We designed an experimental task to decipher these mechanisms. Rats were trained on a working memory task that involves odor-tone matching, requiring them to associate an odor (vanilla/cherry) with a tone (low/high pitch) and make a Go/No-Go decision based on cue integration. The task required rats to discriminate between four distinct patterns of stimuli while poking their nose in a nosepoke hole and waiting for a fixed delay period. Each trial lasted for 5 seconds, comprising five epochs: pre-odor, odor presentation, delay period, tone presentation and action period. Rats were rewarded for pressing a right lever when integrating X with Y, pressing a left lever when integrating Z with W, and making no lever press when integrating either X with Z or Y with W.
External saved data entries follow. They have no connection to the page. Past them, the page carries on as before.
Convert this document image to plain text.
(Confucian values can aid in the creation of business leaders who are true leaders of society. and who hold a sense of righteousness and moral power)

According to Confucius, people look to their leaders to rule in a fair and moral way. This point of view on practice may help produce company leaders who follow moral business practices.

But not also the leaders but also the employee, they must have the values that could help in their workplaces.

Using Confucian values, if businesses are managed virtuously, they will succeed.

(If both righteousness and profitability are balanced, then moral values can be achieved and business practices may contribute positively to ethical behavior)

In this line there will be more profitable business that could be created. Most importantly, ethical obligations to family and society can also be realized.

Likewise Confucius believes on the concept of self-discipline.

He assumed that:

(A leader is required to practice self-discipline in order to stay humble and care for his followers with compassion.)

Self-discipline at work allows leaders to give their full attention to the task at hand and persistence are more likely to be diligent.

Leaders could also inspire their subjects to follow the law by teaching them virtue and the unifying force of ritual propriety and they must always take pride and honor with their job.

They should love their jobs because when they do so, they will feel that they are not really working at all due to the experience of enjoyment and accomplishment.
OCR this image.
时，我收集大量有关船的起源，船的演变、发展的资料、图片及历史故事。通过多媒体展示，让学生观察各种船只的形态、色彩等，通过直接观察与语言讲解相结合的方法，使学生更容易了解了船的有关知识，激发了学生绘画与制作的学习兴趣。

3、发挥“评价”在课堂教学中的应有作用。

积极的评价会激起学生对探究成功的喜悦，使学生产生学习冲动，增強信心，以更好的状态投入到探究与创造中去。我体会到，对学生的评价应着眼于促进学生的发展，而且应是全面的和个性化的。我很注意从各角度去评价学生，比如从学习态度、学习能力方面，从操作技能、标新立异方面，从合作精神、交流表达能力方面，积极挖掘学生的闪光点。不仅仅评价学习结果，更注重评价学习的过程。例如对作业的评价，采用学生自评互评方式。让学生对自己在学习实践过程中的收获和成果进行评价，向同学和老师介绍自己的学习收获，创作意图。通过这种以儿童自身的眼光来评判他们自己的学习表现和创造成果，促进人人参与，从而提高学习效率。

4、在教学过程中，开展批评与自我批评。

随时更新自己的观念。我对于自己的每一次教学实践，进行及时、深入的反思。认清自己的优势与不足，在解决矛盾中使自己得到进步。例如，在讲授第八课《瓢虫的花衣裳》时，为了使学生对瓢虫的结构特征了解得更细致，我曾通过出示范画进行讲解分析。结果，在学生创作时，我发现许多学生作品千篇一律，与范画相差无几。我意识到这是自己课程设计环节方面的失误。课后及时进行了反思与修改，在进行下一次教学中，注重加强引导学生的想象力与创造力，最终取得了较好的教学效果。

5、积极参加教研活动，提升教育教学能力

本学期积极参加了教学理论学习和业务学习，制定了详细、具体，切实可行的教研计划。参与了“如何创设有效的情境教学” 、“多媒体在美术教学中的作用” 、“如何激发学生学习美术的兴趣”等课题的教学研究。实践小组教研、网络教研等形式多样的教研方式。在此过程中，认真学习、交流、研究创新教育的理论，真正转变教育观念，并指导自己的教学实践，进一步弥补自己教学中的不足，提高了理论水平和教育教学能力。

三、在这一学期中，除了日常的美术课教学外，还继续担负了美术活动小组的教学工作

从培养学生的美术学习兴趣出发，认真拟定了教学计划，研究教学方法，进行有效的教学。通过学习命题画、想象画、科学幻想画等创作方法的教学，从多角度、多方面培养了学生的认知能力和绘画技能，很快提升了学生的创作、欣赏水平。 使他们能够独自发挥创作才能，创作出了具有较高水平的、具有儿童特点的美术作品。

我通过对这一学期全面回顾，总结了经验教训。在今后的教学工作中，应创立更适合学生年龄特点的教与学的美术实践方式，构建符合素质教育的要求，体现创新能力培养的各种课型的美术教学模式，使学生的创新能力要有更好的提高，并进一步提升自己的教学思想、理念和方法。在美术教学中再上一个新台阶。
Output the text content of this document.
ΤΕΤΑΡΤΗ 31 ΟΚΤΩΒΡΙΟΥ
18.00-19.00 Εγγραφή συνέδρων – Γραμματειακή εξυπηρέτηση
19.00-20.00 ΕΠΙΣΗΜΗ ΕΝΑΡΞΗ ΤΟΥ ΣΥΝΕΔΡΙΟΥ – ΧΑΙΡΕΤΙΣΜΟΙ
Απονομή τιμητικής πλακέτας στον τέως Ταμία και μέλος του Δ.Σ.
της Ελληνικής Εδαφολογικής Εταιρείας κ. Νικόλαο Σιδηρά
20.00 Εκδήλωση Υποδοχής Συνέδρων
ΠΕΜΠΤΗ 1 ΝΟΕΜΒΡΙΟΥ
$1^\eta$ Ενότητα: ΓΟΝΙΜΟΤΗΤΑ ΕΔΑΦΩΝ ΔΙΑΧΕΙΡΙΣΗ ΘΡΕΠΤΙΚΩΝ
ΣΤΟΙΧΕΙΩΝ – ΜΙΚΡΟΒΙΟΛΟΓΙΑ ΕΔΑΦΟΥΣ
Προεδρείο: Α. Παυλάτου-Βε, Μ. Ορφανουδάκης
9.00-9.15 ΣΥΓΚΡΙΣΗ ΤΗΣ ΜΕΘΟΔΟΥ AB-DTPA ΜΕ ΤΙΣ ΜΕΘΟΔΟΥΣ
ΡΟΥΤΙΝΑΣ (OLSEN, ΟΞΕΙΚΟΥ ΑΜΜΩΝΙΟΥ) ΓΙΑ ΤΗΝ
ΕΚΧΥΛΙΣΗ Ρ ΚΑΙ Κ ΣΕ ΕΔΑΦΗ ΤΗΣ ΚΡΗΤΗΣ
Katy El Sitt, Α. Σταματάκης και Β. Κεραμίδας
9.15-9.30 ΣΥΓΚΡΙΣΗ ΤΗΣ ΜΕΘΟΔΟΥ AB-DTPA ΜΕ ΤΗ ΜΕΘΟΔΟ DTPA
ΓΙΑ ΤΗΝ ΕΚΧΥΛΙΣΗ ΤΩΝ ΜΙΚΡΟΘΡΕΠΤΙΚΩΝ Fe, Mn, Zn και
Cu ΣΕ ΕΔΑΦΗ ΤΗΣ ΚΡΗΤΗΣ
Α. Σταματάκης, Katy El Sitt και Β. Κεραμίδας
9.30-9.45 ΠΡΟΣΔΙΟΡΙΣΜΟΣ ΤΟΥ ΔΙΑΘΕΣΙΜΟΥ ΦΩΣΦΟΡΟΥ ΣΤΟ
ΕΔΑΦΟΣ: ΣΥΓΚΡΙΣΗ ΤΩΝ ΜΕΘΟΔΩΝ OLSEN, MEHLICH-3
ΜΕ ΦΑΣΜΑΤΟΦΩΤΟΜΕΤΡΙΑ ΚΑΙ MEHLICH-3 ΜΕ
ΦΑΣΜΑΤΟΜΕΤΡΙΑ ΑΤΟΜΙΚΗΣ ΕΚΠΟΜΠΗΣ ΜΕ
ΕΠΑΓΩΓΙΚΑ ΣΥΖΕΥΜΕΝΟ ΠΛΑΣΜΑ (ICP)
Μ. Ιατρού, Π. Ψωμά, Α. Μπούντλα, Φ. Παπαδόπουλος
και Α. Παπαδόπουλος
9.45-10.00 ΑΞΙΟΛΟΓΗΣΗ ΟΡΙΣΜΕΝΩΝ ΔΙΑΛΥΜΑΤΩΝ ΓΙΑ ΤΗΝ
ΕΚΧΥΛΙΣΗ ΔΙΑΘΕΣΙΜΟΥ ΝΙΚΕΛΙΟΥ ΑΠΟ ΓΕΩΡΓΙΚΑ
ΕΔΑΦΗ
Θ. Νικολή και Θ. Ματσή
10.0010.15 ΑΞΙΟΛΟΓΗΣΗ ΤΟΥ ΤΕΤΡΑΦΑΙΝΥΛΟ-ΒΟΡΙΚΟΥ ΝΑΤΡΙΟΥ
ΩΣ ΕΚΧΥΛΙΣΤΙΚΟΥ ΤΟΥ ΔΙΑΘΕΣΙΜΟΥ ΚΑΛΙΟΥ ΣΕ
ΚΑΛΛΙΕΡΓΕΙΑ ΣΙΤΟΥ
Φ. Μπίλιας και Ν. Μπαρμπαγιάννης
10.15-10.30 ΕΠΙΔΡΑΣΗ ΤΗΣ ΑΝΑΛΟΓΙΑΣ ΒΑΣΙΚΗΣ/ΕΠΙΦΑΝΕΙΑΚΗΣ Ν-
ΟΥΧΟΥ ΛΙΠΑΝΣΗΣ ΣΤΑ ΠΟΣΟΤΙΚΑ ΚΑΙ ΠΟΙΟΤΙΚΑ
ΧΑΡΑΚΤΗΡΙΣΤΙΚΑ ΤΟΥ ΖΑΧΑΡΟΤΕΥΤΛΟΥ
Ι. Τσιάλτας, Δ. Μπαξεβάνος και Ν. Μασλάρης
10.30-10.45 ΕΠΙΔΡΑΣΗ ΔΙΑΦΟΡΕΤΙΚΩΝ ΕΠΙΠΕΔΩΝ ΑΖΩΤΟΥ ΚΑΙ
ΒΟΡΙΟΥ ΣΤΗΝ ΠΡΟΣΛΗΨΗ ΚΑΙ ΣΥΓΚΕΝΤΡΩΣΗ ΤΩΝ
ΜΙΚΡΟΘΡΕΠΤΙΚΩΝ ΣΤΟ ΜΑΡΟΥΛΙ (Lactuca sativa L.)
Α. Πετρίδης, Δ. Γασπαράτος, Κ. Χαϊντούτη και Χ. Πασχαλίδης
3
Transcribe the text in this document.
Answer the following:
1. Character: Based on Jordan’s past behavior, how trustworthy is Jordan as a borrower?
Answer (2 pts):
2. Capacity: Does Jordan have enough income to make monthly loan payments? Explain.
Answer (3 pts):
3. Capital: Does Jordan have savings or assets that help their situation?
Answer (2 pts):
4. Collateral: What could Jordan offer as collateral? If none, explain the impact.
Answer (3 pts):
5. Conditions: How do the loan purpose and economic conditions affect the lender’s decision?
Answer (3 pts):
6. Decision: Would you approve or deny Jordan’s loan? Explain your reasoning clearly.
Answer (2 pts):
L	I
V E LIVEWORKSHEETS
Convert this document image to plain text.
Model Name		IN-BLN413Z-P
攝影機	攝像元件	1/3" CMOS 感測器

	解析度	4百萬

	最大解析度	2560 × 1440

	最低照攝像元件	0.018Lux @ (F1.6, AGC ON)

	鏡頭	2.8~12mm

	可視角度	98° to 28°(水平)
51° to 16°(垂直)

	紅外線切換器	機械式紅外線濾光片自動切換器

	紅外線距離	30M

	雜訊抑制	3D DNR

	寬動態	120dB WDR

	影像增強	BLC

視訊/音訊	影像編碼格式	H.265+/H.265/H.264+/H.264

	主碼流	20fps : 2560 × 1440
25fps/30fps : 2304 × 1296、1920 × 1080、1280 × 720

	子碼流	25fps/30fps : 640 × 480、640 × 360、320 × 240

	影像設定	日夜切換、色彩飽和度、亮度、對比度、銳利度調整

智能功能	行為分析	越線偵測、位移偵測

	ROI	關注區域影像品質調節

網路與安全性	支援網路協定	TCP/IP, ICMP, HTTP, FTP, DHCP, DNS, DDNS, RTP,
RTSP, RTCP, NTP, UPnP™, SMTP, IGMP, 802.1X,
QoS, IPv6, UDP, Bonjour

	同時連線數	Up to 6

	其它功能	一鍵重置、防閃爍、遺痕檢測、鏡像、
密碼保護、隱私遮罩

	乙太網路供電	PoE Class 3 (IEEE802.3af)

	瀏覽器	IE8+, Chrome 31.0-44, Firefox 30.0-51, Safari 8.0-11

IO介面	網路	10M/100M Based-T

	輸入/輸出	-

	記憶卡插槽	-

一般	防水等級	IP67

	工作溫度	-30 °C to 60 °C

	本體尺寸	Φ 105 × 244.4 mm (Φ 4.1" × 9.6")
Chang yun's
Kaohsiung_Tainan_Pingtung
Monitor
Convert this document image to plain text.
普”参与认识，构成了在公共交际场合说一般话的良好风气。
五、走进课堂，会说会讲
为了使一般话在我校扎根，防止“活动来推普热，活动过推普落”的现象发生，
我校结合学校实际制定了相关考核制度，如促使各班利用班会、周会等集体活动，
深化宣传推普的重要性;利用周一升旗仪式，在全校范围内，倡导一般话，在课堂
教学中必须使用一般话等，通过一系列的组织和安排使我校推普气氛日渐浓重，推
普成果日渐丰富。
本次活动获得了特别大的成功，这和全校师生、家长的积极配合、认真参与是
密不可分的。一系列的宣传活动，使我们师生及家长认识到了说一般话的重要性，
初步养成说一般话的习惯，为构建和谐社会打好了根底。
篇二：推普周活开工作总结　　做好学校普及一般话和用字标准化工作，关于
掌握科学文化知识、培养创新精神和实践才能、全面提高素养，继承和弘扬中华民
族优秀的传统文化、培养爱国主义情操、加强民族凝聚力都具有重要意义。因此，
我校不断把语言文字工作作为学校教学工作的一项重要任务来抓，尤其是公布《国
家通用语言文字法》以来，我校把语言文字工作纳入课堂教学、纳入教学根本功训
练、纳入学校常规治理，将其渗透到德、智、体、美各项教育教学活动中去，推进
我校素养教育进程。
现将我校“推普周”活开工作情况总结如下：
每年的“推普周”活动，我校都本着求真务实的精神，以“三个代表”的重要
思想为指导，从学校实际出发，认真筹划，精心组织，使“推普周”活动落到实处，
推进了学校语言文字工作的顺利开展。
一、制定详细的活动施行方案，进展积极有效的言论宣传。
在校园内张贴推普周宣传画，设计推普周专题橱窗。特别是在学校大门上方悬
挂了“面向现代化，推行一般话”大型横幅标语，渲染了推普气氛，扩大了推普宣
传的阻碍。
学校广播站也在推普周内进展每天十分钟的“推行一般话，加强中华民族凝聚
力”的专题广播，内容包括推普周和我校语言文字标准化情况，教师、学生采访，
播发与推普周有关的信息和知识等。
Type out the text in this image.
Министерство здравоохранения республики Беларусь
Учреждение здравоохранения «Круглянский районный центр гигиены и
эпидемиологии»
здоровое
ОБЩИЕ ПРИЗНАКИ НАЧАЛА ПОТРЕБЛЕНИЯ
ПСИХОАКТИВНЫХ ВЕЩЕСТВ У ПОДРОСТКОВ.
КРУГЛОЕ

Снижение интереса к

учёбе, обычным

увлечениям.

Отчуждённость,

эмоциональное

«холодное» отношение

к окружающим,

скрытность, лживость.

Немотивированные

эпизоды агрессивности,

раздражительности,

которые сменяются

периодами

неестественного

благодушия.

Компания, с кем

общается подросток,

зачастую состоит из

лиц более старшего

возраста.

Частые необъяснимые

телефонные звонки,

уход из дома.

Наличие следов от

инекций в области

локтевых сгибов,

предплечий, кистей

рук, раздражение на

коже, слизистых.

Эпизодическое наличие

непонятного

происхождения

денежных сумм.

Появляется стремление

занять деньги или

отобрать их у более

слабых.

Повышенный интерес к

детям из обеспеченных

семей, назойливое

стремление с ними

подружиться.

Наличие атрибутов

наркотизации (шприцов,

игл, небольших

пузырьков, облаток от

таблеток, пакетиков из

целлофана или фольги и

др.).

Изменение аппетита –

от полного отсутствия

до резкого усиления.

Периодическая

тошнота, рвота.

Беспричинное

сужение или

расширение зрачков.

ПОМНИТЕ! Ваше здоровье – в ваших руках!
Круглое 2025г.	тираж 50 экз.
On average, after 5-6 weeks of training (1 hour/ day, 5 days/week), rats performed the task at high proficiency (72% correct for the right go trials, 70% for the left go trials and 89% for no go trials). Rats were then chronically implanted with 32 channel silicon probes in their prelimbic area (PrL) and cingulate cortex area (Cg1) of mPFC. Spike sorting was performed using using custom built Matlab codes. PSTHs of each recorded unit was calculated using 100 msec bins, averaged across all successful trials. We performed three pairwise comparisons: trials with same odor, trials with same tone and trials with same outcome (Go/No Go). We found significant differences in response patterns near the end of the delay period (p<7*10^-5) and lasting until the middle of tone presentation epoch (p<0.002). In particular, changes in firing rates were significant in fixed odor trials, during tone epochs, while significant changes were observed during the delay period in fixed tone trials. Analysis of fixed outcome trials revealed a significant difference in firing rates throughout the delay period and tone presentation periods as well as during the action period in No Go trials. These findings suggest a multisensory integration role of mPFC units to maintain a persistent goal representation.